On several occasions, while growing up in San Diego, California, I had the opportunity to go camping in the High Sierra’s. I always loved the mountains and often wished I could escape the city life of San Diego and live in a beautiful mountain setting. I dreamed of living in a small rustic cabin in a mountain meadow surrounded by beautiful pine trees and majestic mountains. Of course just out the front door of the cabin a trout filled stream would meander by.
I had no aspirations or plan to make forestry a career at this time in my life. As I entered Junior College in 1965, I was educationally aimless. My stated degree goal in my freshman year was general studies. I actually stumbled into an interest in forestry. I started to develop an interest in forestry through the friendship of one on my teammates on the San Diego City College track team.
His name was Gene Stone. Stone was a big man. My guess is that he was probably around 6’5” and 280 lbs. Stone was our top discus thrower. I was number three on the team in that event behind Stone and another teammate.
During the summer and fall, Stone worked for the U.S. Forest Service. He worked in wildland fire and was stationed on the Cleveland National Forest in the Laguna Mountains. The Laguna Mountains were one of the prettier places in San Diego County. In the spring he attended City College. Stone often talked of his experiences as a firefighter for the Forest Service. He always had some exciting stories about the forest fires that he had been on. I became envious after hearing about his exciting life. I suspect that is where my interest started to develop in working in the great outdoors.
I started to think that maybe forestry was something I could develop an interest in. I started to look into it. But, first I had to take a bunch of lower division courses in biology and the natural sciences. Biology was the first hurdle that I had to get over to pursue a major in forestry. Courses such as Bio-statistics, Botany and Zoology were backbone courses of the pre-forestry program.
In the fall of 1966, I started taking some biology classes at City College. My interest was mostly in botany, as plants were far more interesting to me than animals. But, I did take several other courses such as Invertebrate Zoology. I had some really good instructors at City College. Dr. Don Wemple and Mr. Dennis Ancinic were excellent instructors in the biology department. They made biology fun and taught in a way that I learned. I did well in biology because I had good teachers.
After two years at City College, my intent was to transfer to a four-year college such as Oregon State or the University of California at Davis. Both offered forestry and natural resource management degrees. I was idealistic and aiming high.
As I looked through college catalogs from those schools, I discovered that both had tough requirements in core subjects such as mathematics, physics and chemistry. I found that it would take me five years of tough coursework in order to get a bachelor’s degree. As the school year progressed, I became increasingly discouraged. Beyond the spring semester of 1967, I had no idea where I would go to school or what I would major in. At least I had completed two years of college.
I believe it was Stone who mentioned this school in Northwestern California that had a forestry program that wasn’t as tough as UC-Davis or Oregon State.
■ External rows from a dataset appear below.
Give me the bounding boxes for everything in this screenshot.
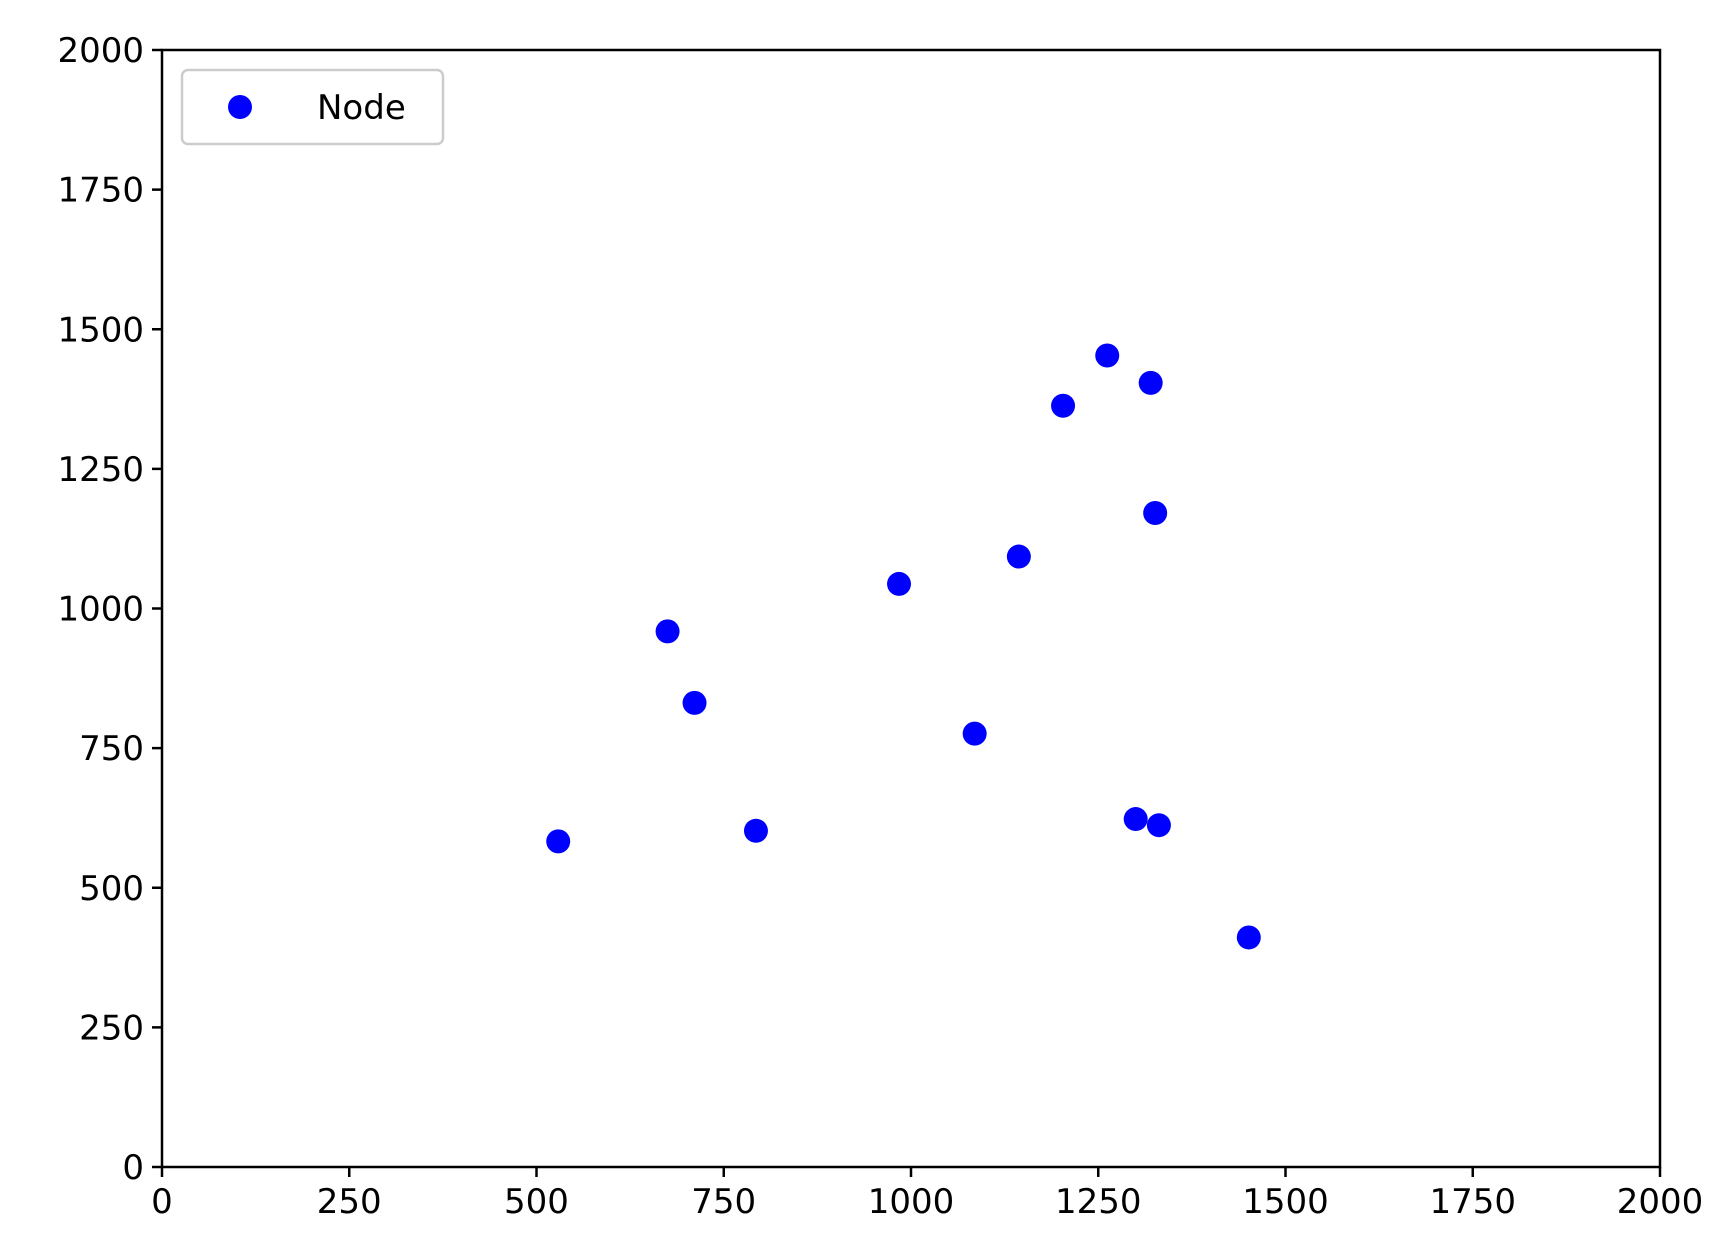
data-points-group (546, 343, 1261, 950)
data-point (1236, 925, 1261, 950)
x-axis-ticks: 0 250 500 750 1000 1250 1500 1750 2000 (151, 1167, 1703, 1222)
y-tick-label: 1250 (57, 450, 144, 490)
x-tick-label: 1250 (1055, 1182, 1142, 1222)
data-point (1006, 544, 1031, 569)
data-point (743, 818, 768, 843)
x-tick-label: 750 (691, 1182, 756, 1222)
data-point (1051, 393, 1076, 418)
y-tick-label: 1750 (57, 171, 144, 211)
data-point (1095, 343, 1120, 368)
x-tick-label: 2000 (1617, 1182, 1704, 1222)
data-point (546, 829, 571, 854)
y-tick-label: 750 (79, 729, 144, 769)
legend-box (180, 68, 445, 146)
y-tick-label: 1500 (57, 310, 144, 350)
legend-label-node: Node (317, 88, 406, 128)
legend: Node (180, 68, 445, 146)
y-tick-label: 1000 (57, 590, 144, 630)
y-tick-label: 0 (122, 1148, 144, 1188)
data-point (682, 690, 707, 715)
data-point (1146, 813, 1171, 838)
y-axis-ticks: 0 250 500 750 1000 1250 1500 1750 2000 (57, 31, 162, 1188)
x-tick-label: 500 (504, 1182, 569, 1222)
y-tick-label: 500 (79, 869, 144, 909)
x-tick-label: 1000 (868, 1182, 955, 1222)
data-point (962, 721, 987, 746)
y-tick-label: 2000 (57, 31, 144, 71)
data-point (1123, 807, 1148, 832)
x-tick-label: 250 (317, 1182, 382, 1222)
data-point (655, 619, 680, 644)
data-point (1143, 500, 1168, 525)
x-tick-label: 1500 (1242, 1182, 1329, 1222)
data-point (1138, 370, 1163, 395)
plot-area-frame (160, 48, 1662, 1169)
x-tick-label: 1750 (1429, 1182, 1516, 1222)
legend-marker (228, 95, 252, 119)
data-point (887, 571, 912, 596)
y-tick-label: 250 (79, 1008, 144, 1048)
x-tick-label: 0 (151, 1182, 173, 1222)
This was the first time I had heard of Humboldt State College in the coastal community of Arcata. The only thing I knew about Arcata and the North Coast was that it rained a lot. I was intrigued about the prospect of going that far away to school.
Of course if I could find a school that was going to be relatively easy, I would be interested and would check it out. I sent for a college catalog.
To my surprise, Humboldt State had a forestry program and degree that was attainable. I would have to still work and study hard, but I could do it. I was getting good grades in my biology classes and certainly forestry classes couldn’t be that much tougher. Sight unseen, I applied and was accepted into Humboldt State starting in the fall quarter of 1967.
In the early spring of 1967, I became interested in applying for summer jobs with the Forest Service. I wrote and received employment information from several national forests in California. In those days, there was no central employment office. You sent in an application directly to each forest and in some cases each individual ranger district. That’s what I did. I sent out about 10 hand-written applications to forests in Northern California. I then waited for a reply.